Tradicionalmente, campesinos,
finqueros, comerciantes, personas acaudaladas, funcionarios públicos y
ejecutivos de la actividad privada tuvieron la oportunidad de presentarse a las
Brigadas Militares a comprar armas de fuego para su defensa personal, y casi
siempre la autorización que ellos obtenían era para conservar y pocas veces
para portar armas de puño, de percusión mecánica, de hasta cinco o seis
proyectiles. Eran épocas en que sólo algunos ciudadanos de excelente conducta y
extraordinarias cartas de presentación podían acceder al uso legal de modestas armas
de fuego.
El auge de mafias, carteles,
combos, bandolas, pandillas, milicias y otras múltiples expresiones de la
violencia, transformó el cuadro estadístico de armas legítimas en manos de
civiles, y como por artes de birlibirloque, ahora en Colombia cualquier
descamisado ostenta y exhibe no sólo el arma sino el salvoconducto, y no el
humilde Smith & Wesson que conservaban los abuelos, sino unos aparatos que
producen pánico y amedrentan al más varón de la cuadra.

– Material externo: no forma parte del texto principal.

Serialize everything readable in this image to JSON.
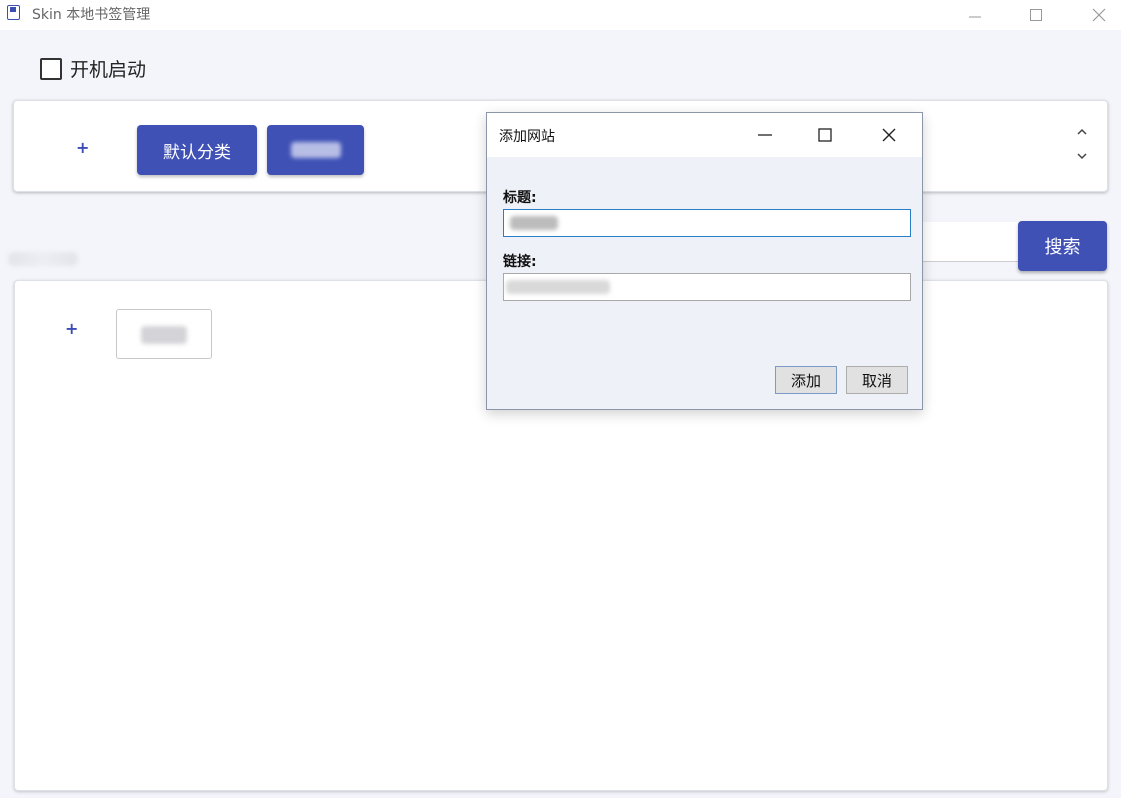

La corrupción, madre superiora de
nuestros males, hizo que los encargados del control oficial para la adquisición
y porte de armas perdieran el horizonte de sus funciones y, mediante el
expandido mecanismo de propinas y coimas, se llegó a una verdadera implantación
de tarifas, obviamente irregulares, que permiten, a ciertos elementos civiles,
comprar, conservar y portar armas de repetición automática para disparo en
ráfaga.
Frente a semejante desborde en la
autorización para el uso de armas, ya no es lógico decir que las armas se
hicieron para compensar la debilidad de los buenos frente a la absurda suficiencia
de los malos. Ningún bueno se atreve a llevar en su carro un pavoroso artefacto
de guerra para utilizarlo en defensa propia. No lo lleva porque no se lo
venden, porque no se lo amparan, y porque es incapaz de dispararlo
indiscriminadamente contra el que sea o por lo que sea, como sí son capaces de
hacerlo todos esos personajes emergentes, surgidos de la nada, que imponen sus
condiciones a sangre y fuego, en muchas oportunidades con la anuencia de
bandidos infiltrados en oficinas estatales.
De hecho el tráfico de armas
ilegales, totalmente ajenas a controles estatales, entradas de contrabando y
adquiridas en trueque por drogas o minerales comercializados ilícitamente,
refuerza los arsenales rurales del hampa, pero la delincuencia urbana, en alto
porcentaje, se mueve con armas legalmente amparadas.
La prohibición, impulsada por
un antiguo armado ilegal, merece el respaldo
de la sociedad.
Claro que no faltarán quienes
demanden la nulidad o la inconstitucionalidad del decreto, porque existen
normas de superior jerarquía que autorizan
las armas en todo el territorio nacional.